Como disse, as músicas de Zeca Afonso vivem muito das letras. Foi um desafio reinterpretar alguns dos seus maiores clássicos?

As melodias são tão fortes que sobrevivem às palavras. Por outro lado, tive a preocupação de produzir temas que “guitarristicamente” fossem interessantes. Havia esse fator, de querer tornar as músicas o mais complexas possível, dentro da elegância das suas composições, das suas melodias. Tornar estas versões objetos guitarrísticos complexos.

Este disco pode, de alguma forma, ter aberto a porta a outros discos de homenagem a cantautores portugueses?

Como instrumentista que sou, estou sempre interessado em transpor a música para a minha guitarra, mesmo quando se trata de música de outros artistas. Claro que já pensei “porque não?” Um dia, quem sabe, fazer versões instrumentais (muito personalizadas, é claro) do Fausto ou do Sérgio Godinho ou de outros autores portugueses contemporâneos. Pessoas que tiveram um peso enorme na música portuguesa.

A pandemia afastou os músicos dos palcos. Como viveu este período?

Passei os últimos 15 anos em perfeita loucura de viagens e de tournées. A pandemia trouxe uma mudança radical à minha vida. Vi-me na contingência de ficar em casa e descobri os pequenos prazeres de não andar sempre a viajar, sempre a fazer concertos e a dormir mal, cada noite num hotel, a perder milhares de horas em aeroportos… pode parecer um pouco egoísta dizer isto, mas, de certa forma, esta paragem forçada não foi nada má. Claro que a pandemia foi terrível para os profissionais da cultura, que ficaram sem trabalho e cujo rendimento desapareceu, mas as nossas vidas são feitas também disto. Não sei se vamos conseguir tirar alguma lição daqui… Já tive mais fé na nossa capacidade de aprender com os erros, mas cá estamos, prontos para seguir em frente.

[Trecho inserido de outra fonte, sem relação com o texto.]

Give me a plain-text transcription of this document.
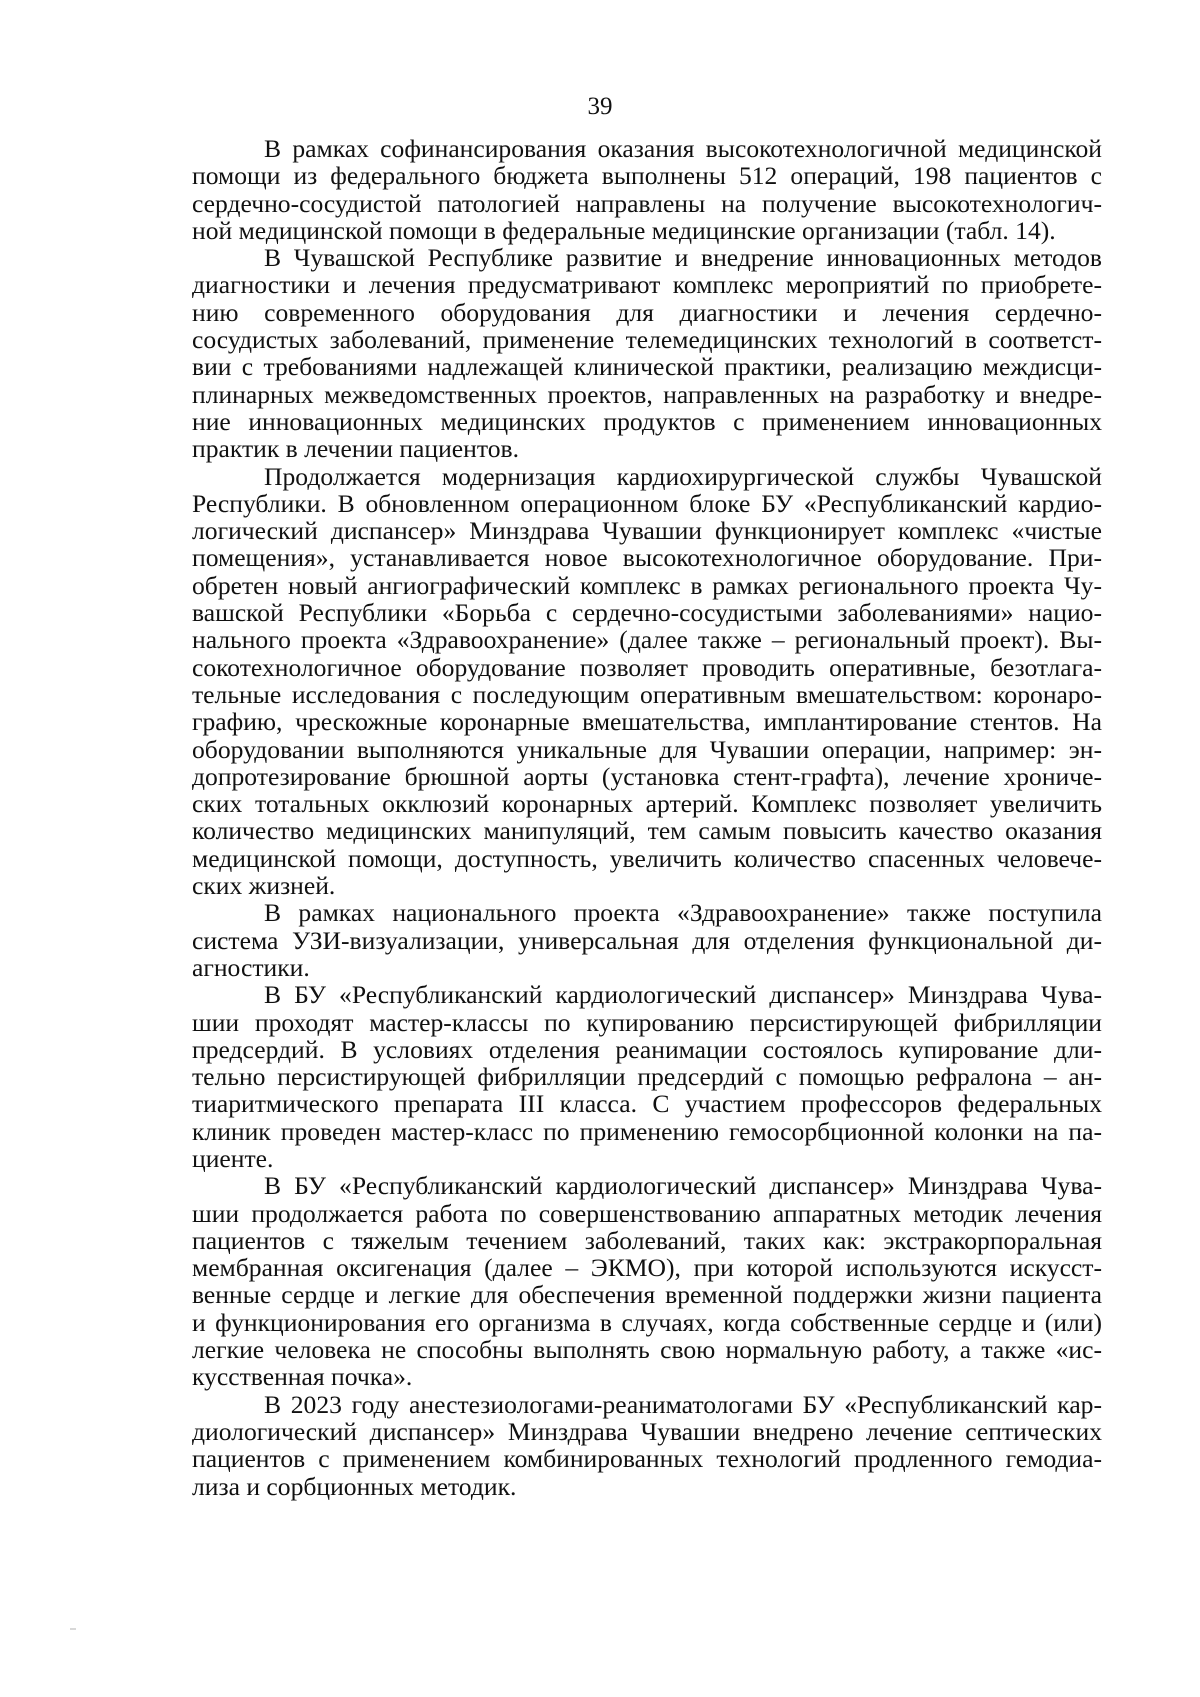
39

В рамках софинансирования оказания высокотехнологичной медицинской
помощи из федерального бюджета выполнены 512 операций, 198 пациентов с
сердечно-сосудистой патологией направлены на получение высокотехнологич-
ной медицинской помощи в федеральные медицинские организации (табл. 14).

В Чувашской Республике развитие и внедрение инновационных методов
диагностики и лечения предусматривают комплекс мероприятий по приобрете-
нию современного оборудования для диагностики и лечения сердечно-
сосудистых заболеваний, применение телемедицинских технологий в соответст-
вии с требованиями надлежащей клинической практики, реализацию междисци-
плинарных межведомственных проектов, направленных на разработку и внедре-
ние инновационных медицинских продуктов с применением инновационных
практик в лечении пациентов.

Продолжается модернизация кардиохирургической службы Чувашской
Республики. В обновленном операционном блоке БУ «Республиканский кардио-
логический диспансер» Минздрава Чувашии функционирует комплекс «чистые
помещения», устанавливается новое высокотехнологичное оборудование. При-
обретен новый ангиографический комплекс в рамках регионального проекта Чу-
вашской Республики «Борьба с сердечно-сосудистыми заболеваниями» нацио-
нального проекта «Здравоохранение» (далее также – региональный проект). Вы-
сокотехнологичное оборудование позволяет проводить оперативные, безотлага-
тельные исследования с последующим оперативным вмешательством: коронаро-
графию, чрескожные коронарные вмешательства, имплантирование стентов. На
оборудовании выполняются уникальные для Чувашии операции, например: эн-
допротезирование брюшной аорты (установка стент-графта), лечение хрониче-
ских тотальных окклюзий коронарных артерий. Комплекс позволяет увеличить
количество медицинских манипуляций, тем самым повысить качество оказания
медицинской помощи, доступность, увеличить количество спасенных человече-
ских жизней.

В рамках национального проекта «Здравоохранение» также поступила
система УЗИ-визуализации, универсальная для отделения функциональной ди-
агностики.

В БУ «Республиканский кардиологический диспансер» Минздрава Чува-
шии проходят мастер-классы по купированию персистирующей фибрилляции
предсердий. В условиях отделения реанимации состоялось купирование дли-
тельно персистирующей фибрилляции предсердий с помощью рефралона – ан-
тиаритмического препарата III класса. С участием профессоров федеральных
клиник проведен мастер-класс по применению гемосорбционной колонки на па-
циенте.

В БУ «Республиканский кардиологический диспансер» Минздрава Чува-
шии продолжается работа по совершенствованию аппаратных методик лечения
пациентов с тяжелым течением заболеваний, таких как: экстракорпоральная
мембранная оксигенация (далее – ЭКМО), при которой используются искусст-
венные сердце и легкие для обеспечения временной поддержки жизни пациента
и функционирования его организма в случаях, когда собственные сердце и (или)
легкие человека не способны выполнять свою нормальную работу, а также «ис-
кусственная почка».

В 2023 году анестезиологами-реаниматологами БУ «Республиканский кар-
диологический диспансер» Минздрава Чувашии внедрено лечение септических
пациентов с применением комбинированных технологий продленного гемодиа-
лиза и сорбционных методик.
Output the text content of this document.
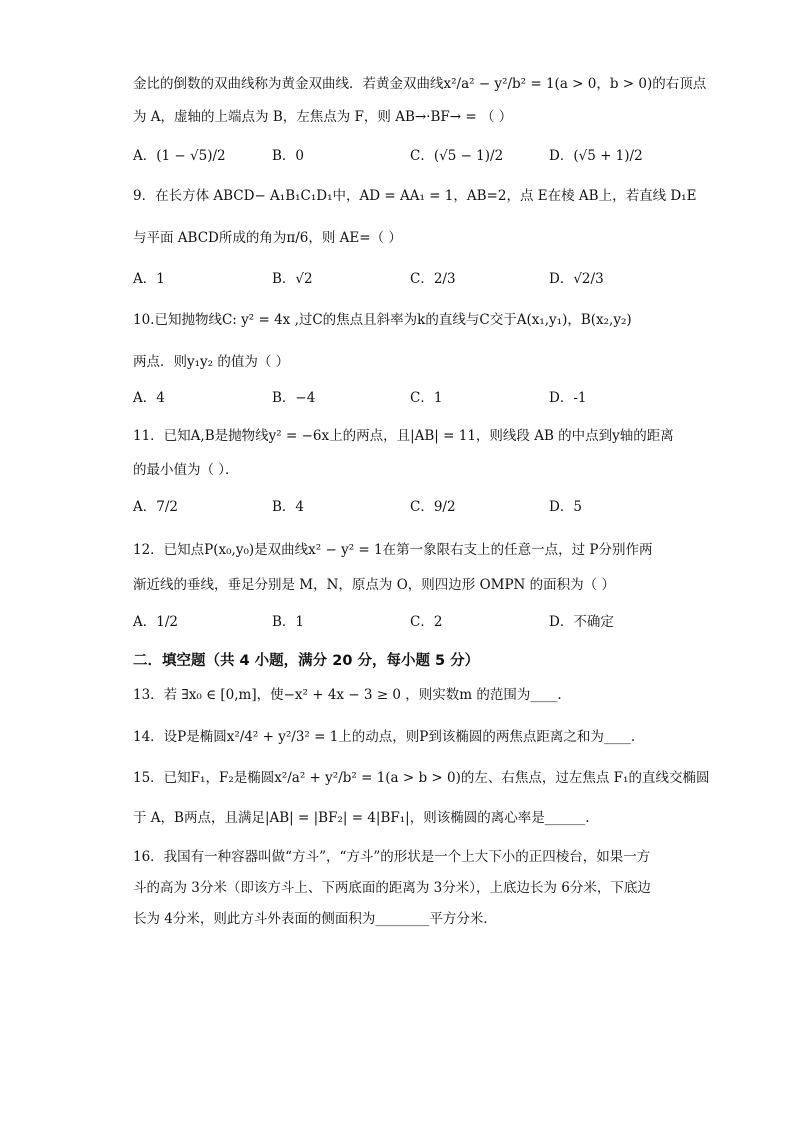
金比的倒数的双曲线称为黄金双曲线．若黄金双曲线x²/a² − y²/b² = 1(a > 0，b > 0)的右顶点
为 A，虚轴的上端点为 B，左焦点为 F，则 AB→·BF→ = （ ）
A．(1 − √5)/2	B．0	C．(√5 − 1)/2	D．(√5 + 1)/2
9．在长方体 ABCD− A₁B₁C₁D₁中，AD = AA₁ = 1，AB=2，点 E在棱 AB上，若直线 D₁E
与平面 ABCD所成的角为π/6，则 AE=（ ）
A．1	B．√2	C．2/3	D．√2/3
10.已知抛物线C: y² = 4x ,过C的焦点且斜率为k的直线与C交于A(x₁,y₁)，B(x₂,y₂)
两点．则y₁y₂ 的值为（ ）
A．4	B．−4	C．1	D．-1
11．已知A,B是抛物线y² = −6x上的两点，且|AB| = 11，则线段 AB 的中点到y轴的距离
的最小值为（ ）．
A．7/2	B．4	C．9/2	D．5
12．已知点P(x₀,y₀)是双曲线x² − y² = 1在第一象限右支上的任意一点，过 P分别作两
渐近线的垂线，垂足分别是 M，N，原点为 O，则四边形 OMPN 的面积为（ ）
A．1/2	B．1	C．2	D．不确定
二．填空题（共 4 小题，满分 20 分，每小题 5 分）
13．若 ∃x₀ ∈ [0,m]，使−x² + 4x − 3 ≥ 0 ，则实数m 的范围为____.
14．设P是椭圆x²/4² + y²/3² = 1上的动点，则P到该椭圆的两焦点距离之和为____.
15．已知F₁，F₂是椭圆x²/a² + y²/b² = 1(a > b > 0)的左、右焦点，过左焦点 F₁的直线交椭圆
于 A，B两点，且满足|AB| = |BF₂| = 4|BF₁|，则该椭圆的离心率是______.
16．我国有一种容器叫做“方斗”，“方斗”的形状是一个上大下小的正四棱台，如果一方
斗的高为 3分米（即该方斗上、下两底面的距离为 3分米），上底边长为 6分米，下底边
长为 4分米，则此方斗外表面的侧面积为________平方分米．
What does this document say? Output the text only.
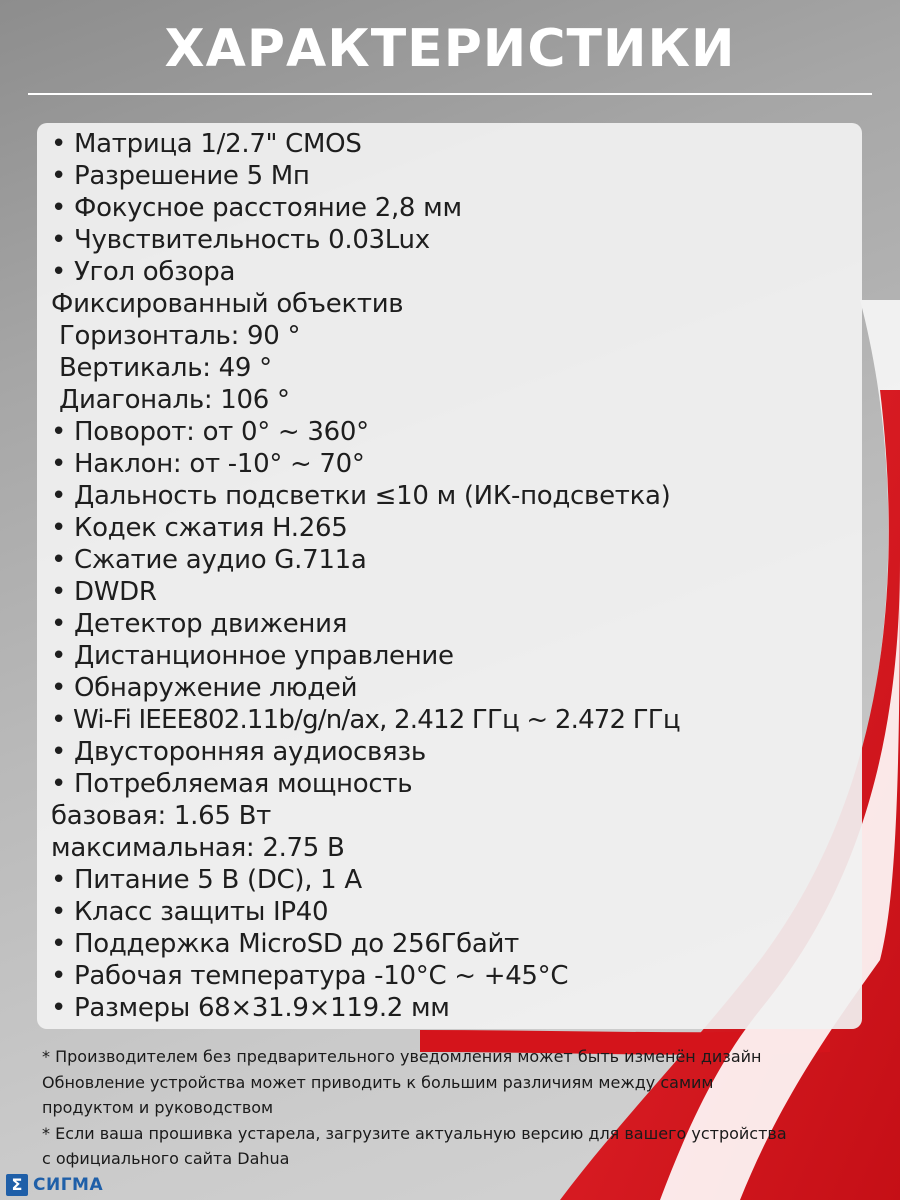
ХАРАКТЕРИСТИКИ
• Матрица 1/2.7" CMOS
• Разрешение 5 Мп
• Фокусное расстояние 2,8 мм
• Чувствительность 0.03Lux
• Угол обзора
Фиксированный объектив
Горизонталь: 90 °
Вертикаль: 49 °
Диагональ: 106 °
• Поворот: от 0° ~ 360°
• Наклон: от -10° ~ 70°
• Дальность подсветки ≤10 м (ИК-подсветка)
• Кодек сжатия H.265
• Сжатие аудио G.711a
• DWDR
• Детектор движения
• Дистанционное управление
• Обнаружение людей
• Wi-Fi IEEE802.11b/g/n/ax, 2.412 ГГц ~ 2.472 ГГц
• Двусторонняя аудиосвязь
• Потребляемая мощность
базовая: 1.65 Вт
максимальная: 2.75 В
• Питание 5 В (DC), 1 А
• Класс защиты IP40
• Поддержка MicroSD до 256Гбайт
• Рабочая температура -10°C ~ +45°C
• Размеры 68×31.9×119.2 мм

* Производителем без предварительного уведомления может быть изменён дизайн

Обновление устройства может приводить к большим различиям между самим

продуктом и руководством

* Если ваша прошивка устарела, загрузите актуальную версию для вашего устройства

с официального сайта Dahua

Σ СИГМА
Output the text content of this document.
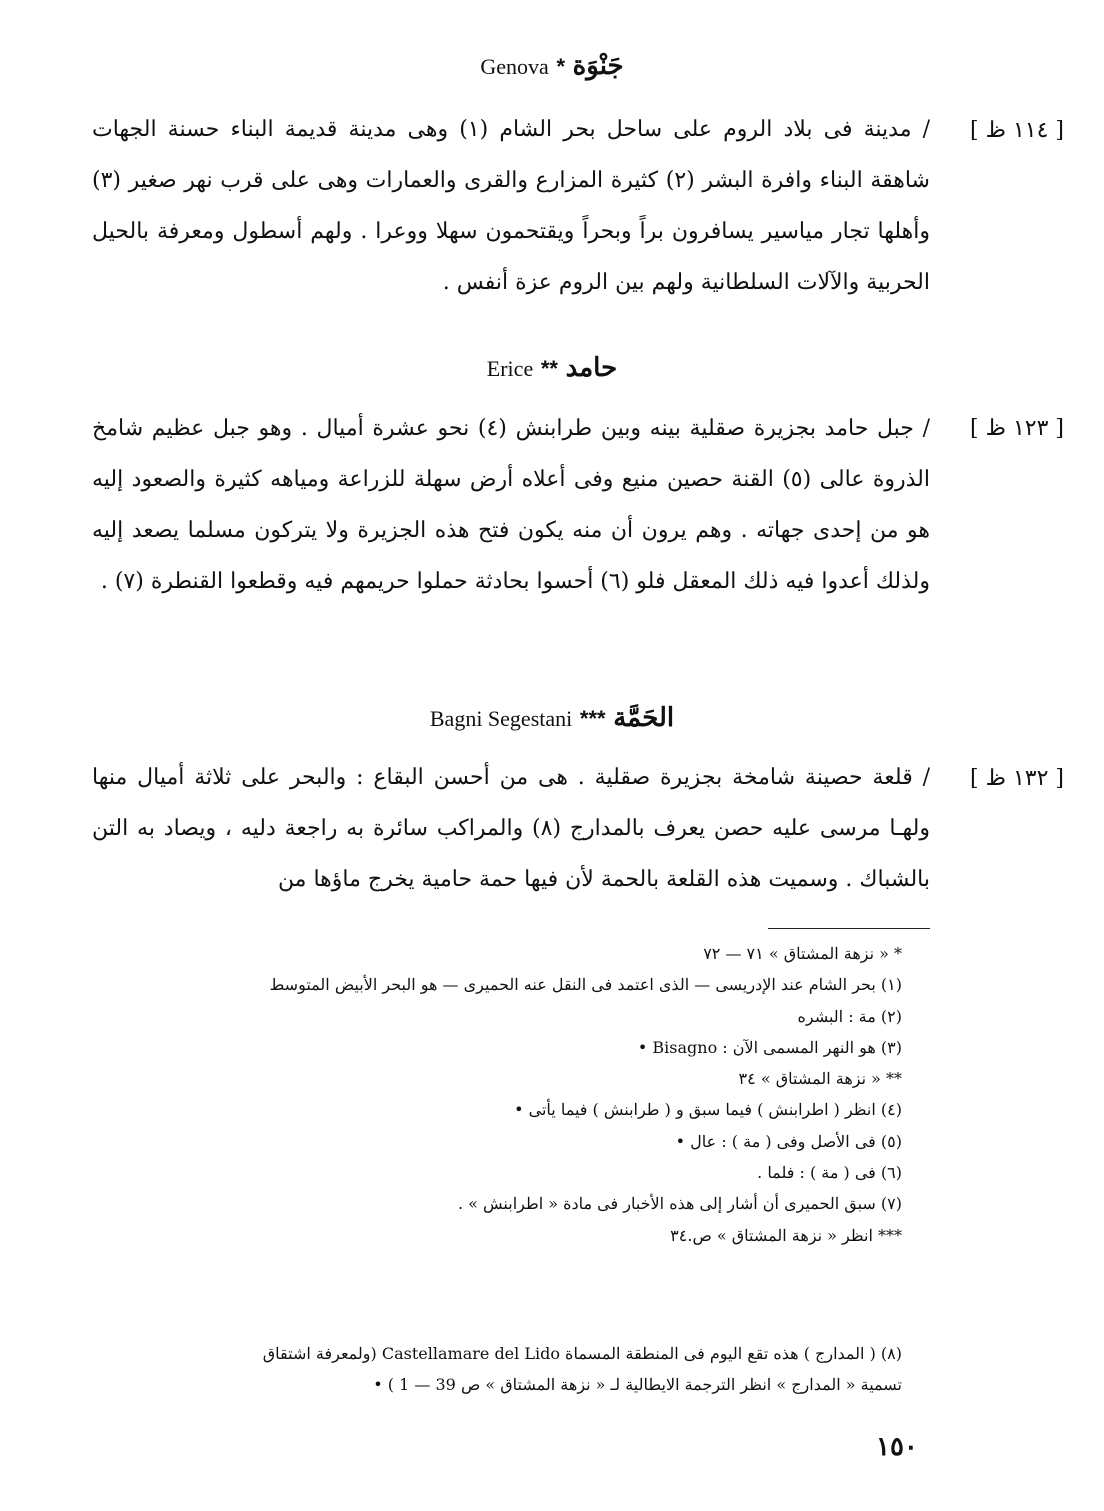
Genova * جَنْوَة
[ ١١٤ ظ ]
/ مدينة فى بلاد الروم على ساحل بحر الشام (١) وهى مدينة قديمة البناء حسنة الجهات شاهقة البناء وافرة البشر (٢) كثيرة المزارع والقرى والعمارات وهى على قرب نهر صغير (٣) وأهلها تجار مياسير يسافرون براً وبحراً ويقتحمون سهلا ووعرا . ولهم أسطول ومعرفة بالحيل الحربية والآلات السلطانية ولهم بين الروم عزة أنفس .
Erice ** حامد
[ ١٢٣ ظ ]
/ جبل حامد بجزيرة صقلية بينه وبين طرابنش (٤) نحو عشرة أميال . وهو جبل عظيم شامخ الذروة عالى (٥) القنة حصين منيع وفى أعلاه أرض سهلة للزراعة ومياهه كثيرة والصعود إليه هو من إحدى جهاته . وهم يرون أن منه يكون فتح هذه الجزيرة ولا يتركون مسلما يصعد إليه ولذلك أعدوا فيه ذلك المعقل فلو (٦) أحسوا بحادثة حملوا حريمهم فيه وقطعوا القنطرة (٧) .
Bagni Segestani *** الحَمَّة
[ ١٣٢ ظ ]
/ قلعة حصينة شامخة بجزيرة صقلية . هى من أحسن البقاع : والبحر على ثلاثة أميال منها ولهـا مرسى عليه حصن يعرف بالمدارج (٨) والمراكب سائرة به راجعة دليه ، ويصاد به التن بالشباك . وسميت هذه القلعة بالحمة لأن فيها حمة حامية يخرج ماؤها من
* « نزهة المشتاق » ٧١ — ٧٢
(١) بحر الشام عند الإدريسى — الذى اعتمد فى النقل عنه الحميرى — هو البحر الأبيض المتوسط
(٢) مة : البشره
(٣) هو النهر المسمى الآن : Bisagno •
** « نزهة المشتاق » ٣٤
(٤) انظر ( اطرابنش ) فيما سبق و ( طرابنش ) فيما يأتى •
(٥) فى الأصل وفى ( مة ) : عال •
(٦) فى ( مة ) : فلما .
(٧) سبق الحميرى أن أشار إلى هذه الأخبار فى مادة « اطرابنش » .
*** انظر « نزهة المشتاق » ص.٣٤
(٨) ( المدارج ) هذه تقع اليوم فى المنطقة المسماة Castellamare del Lido (ولمعرفة اشتقاق
تسمية « المدارج » انظر الترجمة الايطالية لـ « نزهة المشتاق » ص 39 — 1 ) •
١٥٠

“Gosto de ter o respeito dos meus pares e do público, mas a única coisa que quero é poder continuar a fazer música”

Está muito ansioso por atuar na Culturgest?

Desde que o último desconfinamento começou, já regressei aos palcos para dar alguns concertos. Tinha uma tremenda saudade, claro. Nós, músicos – instrumentistas e cantores -fomos feitos para estar em cima de um palco, para podermos mostrar o nosso trabalho.

Neste concerto, para além de tocar temas do último álbum, vai também tocar versões de músicas de Carlos Paredes e Armandinho, bem como originais seus. Sente maior responsabilidade em mostrar os seus originais ou as versões que faz de outros músicos?

Sinto sempre mais responsabilidade ao interpretar a música de outros, nomeadamente do Zeca, que é um autor tão conhecido e que desperta tanta paixão em todos nós. Não me sinto nem intimidado nem pressionado, para mim é um prazer subir a um palco e tocar estas canções do Zeca na minha guitarra.

Estará acompanhado pelo percussionista José Salgueiro. É mais fácil subir ao palco com alguém cujo trabalho se admira?

Sinto enorme prazer em tocar a solo porque a guitarra é um instrumento que permite isso, é um pequeno mundo harmónico, uma pequena orquestra [risos], mas também tenho o maior prazer em fazer concertos com outros músicos, nomeadamente com o José Salgueiro, meu grande companheiro de há muitos anos. Respeitamo-nos muito, cada um tem o seu espaço a ouvir o outro. Conseguimos trabalhar o silêncio também, que é uma coisa fundamental.

É considerado uma das maiores referências da guitarra em Portugal. De que forma encara esse título?

Não atribuo a menor importância a isso. Cada músico é o que é, e essa ideia de ser um dos melhores não me diz rigorosamente nada. Cada músico tem a sua história, vive a música da sua forma e com a sua intensidade. Claro que gosto de ter o respeito dos meus pares e do público, mas a única coisa que quero é poder continuar a fazer música.

Depois das devidas apresentações em palco de Zeca, há projetos para breve?

Estou sempre a pensar em coisas novas. Aliás, não só estou a pensar, como estou a trabalhar nelas há bastante tempo. 2021 é o ano de regresso aos palcos e de voltar a respirar. 2022 será um ano para gravar música nova.

Quer deixar uma sugestão cultural aos leitores da Agenda?

Vou deixar uma sugestão literária, um livro do fantástico José Augusto França, grande historiador de arte e grande olisipógrafo. Chama-se Lisboa – História Física e Moral e é uma resenha histórica e artística da cidade de Lisboa desde o tempo dos fenícios até ao sec. XXI. É uma obra completa a todos os níveis, uma delícia de ler.